Теперь я спрашиваю женщину из толпы: свой унаследованный инстинкт борьбы я устремил против природы; желала ли бы она, чтобы его жертвой оказалось живущее?

А землю, зеленокудрый мир, человечество имеет возможность разглядывать сверху — и вы хотите, чтобы я не смотрел?»

Возникновение имени Фридриха Ницше в этой переписке, думается, явление вполне закономерное.

Известно, что рассуждения великого мыслителя из Веймара на рубеже веков были не столько модны, сколько актуальны на фоне идеологических и технологических потрясений, которые ошеломили Европу, а вслед за ней и Россию, оказавшихся на ментальном перепутье, на грани саморазрушения и атеистического угара.

Тогда оппозиция «толпа и герой», занимавшая умы многих философов и литераторов, обрела черты драматического конфликта, выход из которого следовало, по мысли Ницше, искать не в метафизических умствованиях и стенаниях об утраченном, но в решительном и волевом жесте, поступке.

Так, в своем культовом трактате «Как говорил Заратустра» Фридрих Ницше восклицает:

«Смотрите, я учу вас о сверхчеловеке!

Сверхчеловек — смысл земли. Пусть же ваша воля говорит: да будет сверхчеловек смыслом земли!

Я заклинаю вас, братья мои, оставайтесь верны земле и не верьте тем, кто говорит вам о надземных надеждах! Они отравители, все равно, знают ли они это или нет.

Они презирают жизнь, эти умирающие и сами себя отравившие, от которых устала земля: пусть же исчезнут они!

Прежде хула на Бога была величайшей хулой; но Бог умер, и вместе с ним умерли и эти хулители. Теперь хулить землю — самое ужасное преступление, так же, как чтить сущность непостижимого выше, чем смысл земли!»

Для человека, мечтающего взлететь, оторваться от земли, попрать закон притяжения и прочие физические константы, а Сергей Исаевич был именно таким человеком, подобные рассуждения являлись вызовом. Земля для него ассоциировалась с местом, о которое тем неизбежнее разбиваются мечты, чем выше они (эти мечты) возносятся. Притяжение земли сродни агрессивной энергии толпы, что просит своего кумира остановиться, не вредить себе, но в то же время ждет от него новых умопомрачительных свершений.
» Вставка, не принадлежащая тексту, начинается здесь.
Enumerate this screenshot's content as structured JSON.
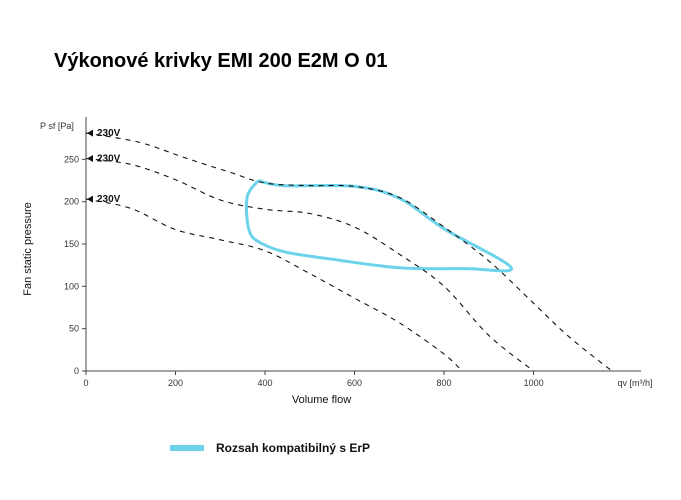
{
  "title": "Výkonové krivky EMI 200 E2M O 01",
  "colors": {
    "erp": "#6dd3ea",
    "curve": "#111111",
    "axis": "#444444"
  },
  "chart_data": {
    "type": "line",
    "title": "Výkonové krivky EMI 200 E2M O 01",
    "xlabel": "Volume flow",
    "ylabel": "Fan static pressure",
    "x_unit": "qv [m³/h]",
    "y_unit": "P sf [Pa]",
    "xlim": [
      0,
      1240
    ],
    "ylim": [
      0,
      300
    ],
    "xticks": [
      0,
      200,
      400,
      600,
      800,
      1000
    ],
    "yticks": [
      0,
      50,
      100,
      150,
      200,
      250
    ],
    "grid": false,
    "series": [
      {
        "name": "230V",
        "label_at": [
          0,
          281
        ],
        "points": [
          [
            0,
            281
          ],
          [
            120,
            270
          ],
          [
            220,
            252
          ],
          [
            320,
            235
          ],
          [
            400,
            222
          ],
          [
            500,
            219
          ],
          [
            600,
            218
          ],
          [
            700,
            205
          ],
          [
            800,
            170
          ],
          [
            900,
            130
          ],
          [
            1000,
            80
          ],
          [
            1080,
            40
          ],
          [
            1175,
            0
          ]
        ]
      },
      {
        "name": "230V",
        "label_at": [
          0,
          251
        ],
        "points": [
          [
            0,
            251
          ],
          [
            100,
            244
          ],
          [
            200,
            226
          ],
          [
            300,
            202
          ],
          [
            400,
            191
          ],
          [
            500,
            186
          ],
          [
            600,
            170
          ],
          [
            700,
            138
          ],
          [
            800,
            100
          ],
          [
            900,
            42
          ],
          [
            1000,
            0
          ]
        ]
      },
      {
        "name": "230V",
        "label_at": [
          0,
          203
        ],
        "points": [
          [
            0,
            203
          ],
          [
            100,
            192
          ],
          [
            200,
            167
          ],
          [
            300,
            155
          ],
          [
            400,
            142
          ],
          [
            500,
            115
          ],
          [
            600,
            86
          ],
          [
            700,
            57
          ],
          [
            800,
            20
          ],
          [
            840,
            0
          ]
        ]
      }
    ],
    "erp_region": {
      "label": "Rozsah kompatibilný s ErP",
      "points": [
        [
          385,
          225
        ],
        [
          440,
          219
        ],
        [
          600,
          218
        ],
        [
          700,
          204
        ],
        [
          800,
          168
        ],
        [
          950,
          122
        ],
        [
          850,
          121
        ],
        [
          700,
          122
        ],
        [
          550,
          132
        ],
        [
          450,
          140
        ],
        [
          395,
          150
        ],
        [
          365,
          165
        ],
        [
          360,
          205
        ],
        [
          385,
          225
        ]
      ]
    }
  },
  "legend": {
    "label": "Rozsah kompatibilný s ErP"
  }
}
И вот именно на этом изломе формируется «сильная личность» по Уточкину, которая, как мы видим, противостоит ницшеанскому образу, вбирающему в себя весь «смысл земли», а также замещающему, по мысли философа, умершего Бога.
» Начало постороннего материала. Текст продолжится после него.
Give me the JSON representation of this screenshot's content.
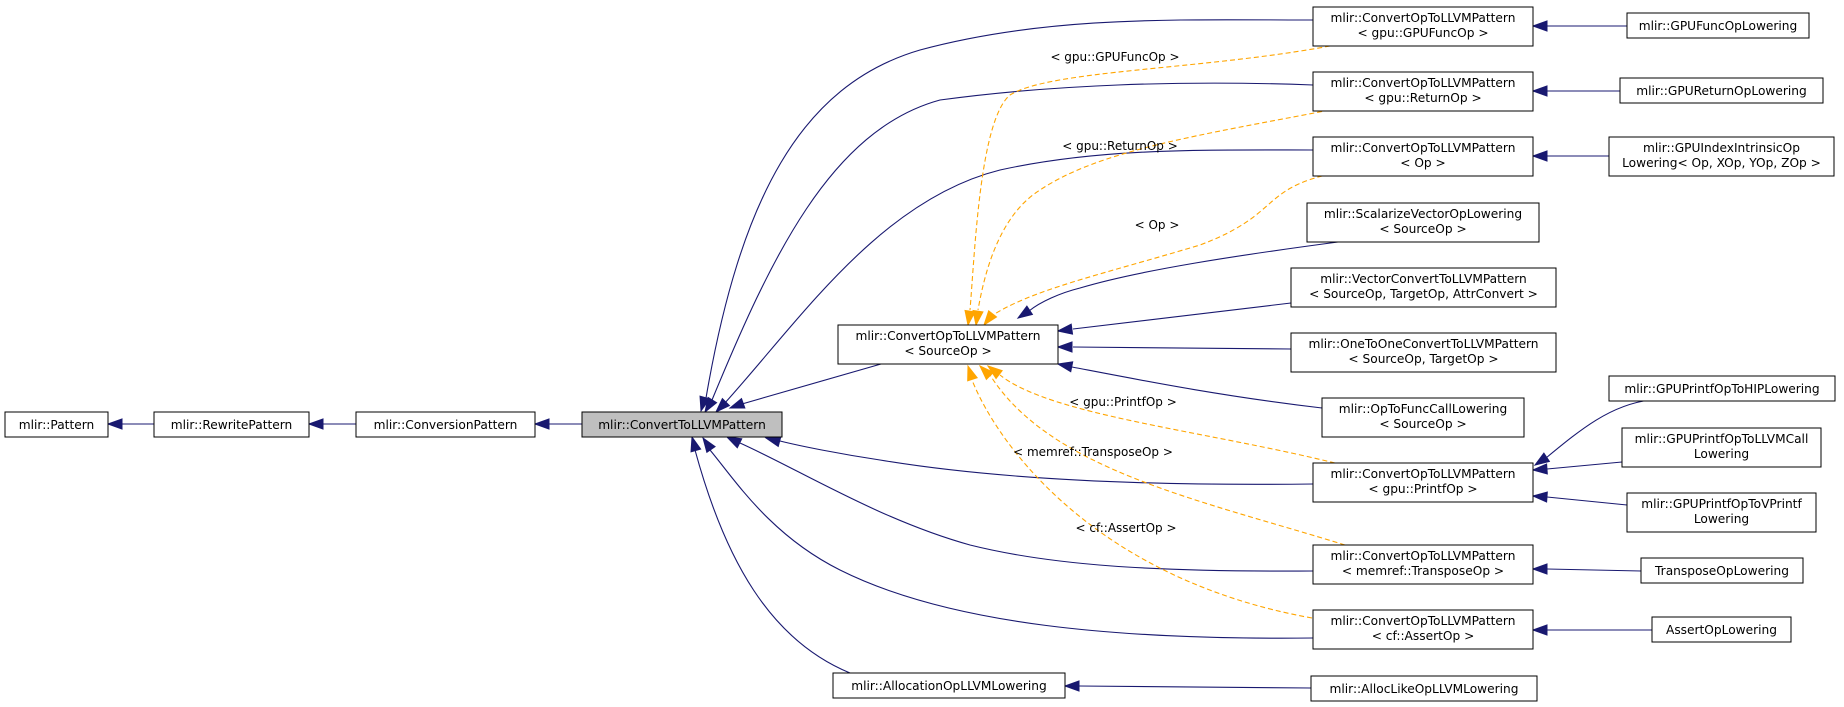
{
  "nodes": {
    "pattern": [
      "mlir::Pattern"
    ],
    "rewrite_pattern": [
      "mlir::RewritePattern"
    ],
    "conversion_pattern": [
      "mlir::ConversionPattern"
    ],
    "convert_to_llvm_pattern": [
      "mlir::ConvertToLLVMPattern"
    ],
    "convert_op_to_llvm_source": [
      "mlir::ConvertOpToLLVMPattern",
      "< SourceOp >"
    ],
    "allocation_op_llvm_lowering": [
      "mlir::AllocationOpLLVMLowering"
    ],
    "convert_gpufuncop": [
      "mlir::ConvertOpToLLVMPattern",
      "< gpu::GPUFuncOp >"
    ],
    "convert_returnop": [
      "mlir::ConvertOpToLLVMPattern",
      "< gpu::ReturnOp >"
    ],
    "convert_op": [
      "mlir::ConvertOpToLLVMPattern",
      "< Op >"
    ],
    "scalarize_vector_op_lowering": [
      "mlir::ScalarizeVectorOpLowering",
      "< SourceOp >"
    ],
    "vector_convert_to_llvm_pattern": [
      "mlir::VectorConvertToLLVMPattern",
      "< SourceOp, TargetOp, AttrConvert >"
    ],
    "one_to_one_convert_to_llvm_pattern": [
      "mlir::OneToOneConvertToLLVMPattern",
      "< SourceOp, TargetOp >"
    ],
    "op_to_func_call_lowering": [
      "mlir::OpToFuncCallLowering",
      "< SourceOp >"
    ],
    "convert_printfop": [
      "mlir::ConvertOpToLLVMPattern",
      "< gpu::PrintfOp >"
    ],
    "convert_transposeop": [
      "mlir::ConvertOpToLLVMPattern",
      "< memref::TransposeOp >"
    ],
    "convert_assertop": [
      "mlir::ConvertOpToLLVMPattern",
      "< cf::AssertOp >"
    ],
    "alloc_like_op_llvm_lowering": [
      "mlir::AllocLikeOpLLVMLowering"
    ],
    "gpu_func_op_lowering": [
      "mlir::GPUFuncOpLowering"
    ],
    "gpu_return_op_lowering": [
      "mlir::GPUReturnOpLowering"
    ],
    "gpu_index_intrinsic_op_lowering": [
      "mlir::GPUIndexIntrinsicOp",
      "Lowering< Op, XOp, YOp, ZOp >"
    ],
    "gpu_printf_op_to_hip_lowering": [
      "mlir::GPUPrintfOpToHIPLowering"
    ],
    "gpu_printf_op_to_llvm_call_lowering": [
      "mlir::GPUPrintfOpToLLVMCall",
      "Lowering"
    ],
    "gpu_printf_op_to_vprintf_lowering": [
      "mlir::GPUPrintfOpToVPrintf",
      "Lowering"
    ],
    "transpose_op_lowering": [
      "TransposeOpLowering"
    ],
    "assert_op_lowering": [
      "AssertOpLowering"
    ]
  },
  "edge_labels": {
    "gpufuncop": "< gpu::GPUFuncOp >",
    "returnop": "< gpu::ReturnOp >",
    "op": "< Op >",
    "printfop": "< gpu::PrintfOp >",
    "transposeop": "< memref::TransposeOp >",
    "assertop": "< cf::AssertOp >"
  },
  "colors": {
    "inheritance_edge": "#191970",
    "template_edge": "#ffa500",
    "current_node_fill": "#bfbfbf"
  }
}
Да, как мы помним, такой эпизод уже был в жизни Сережи, когда он обиделся на Бога, не спасшего его отца от смерти, невзирая на просьбы и мольбы одиннадцатилетнего мальчика и абсолютную его убежденность в чуде, иначе говоря, абсолютную веру.
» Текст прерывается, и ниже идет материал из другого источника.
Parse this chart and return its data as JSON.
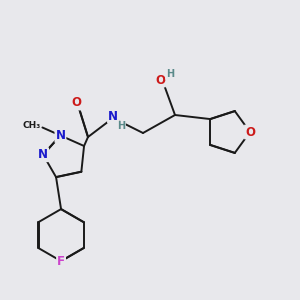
{
  "bg_color": "#e8e8ec",
  "bond_color": "#1a1a1a",
  "dbo": 0.012,
  "atom_colors": {
    "N": "#1a1acc",
    "O": "#cc1a1a",
    "F": "#cc44cc",
    "H": "#5a8a8a",
    "C": "#1a1a1a"
  },
  "fs": 8.5,
  "fs2": 7.0,
  "lw": 1.4
}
Вера, как известно, есть факт религиозного сознания.

Религиозность представляет собой способность видеть дальше протянутой вперед руки.

Мысль о Боге не занимала Сергея Уточкина с детства, вернее, с того момента, когда из жизни ушел отец.

Но она, эта мысль, вне всякого сомнения, была в нем, таилась до поры, ведь в противном случае он бы уверовал в землепоклонство Ницше, не дерзающего даже поднять глаза к небу, на котором светит солнце или по которому бегут облака.

Фридрих Ницше: «Ползущие облака ненавижу я, этих крадущихся хищных кошек: они отнимают у тебя и у меня, что есть у нас общего, — огромное, безграничное Да и Аминь! Мы ненавидим ползущие облака, этих посредников и смесителей — этих половинчатых, которые не научились ни благословлять, ни проклинать от всего сердца. Лучше буду я сидеть в бочке под закрытым небом или в бездне без неба, чем видеть тебя, ясное небо, запятнанным ползущими облаками!»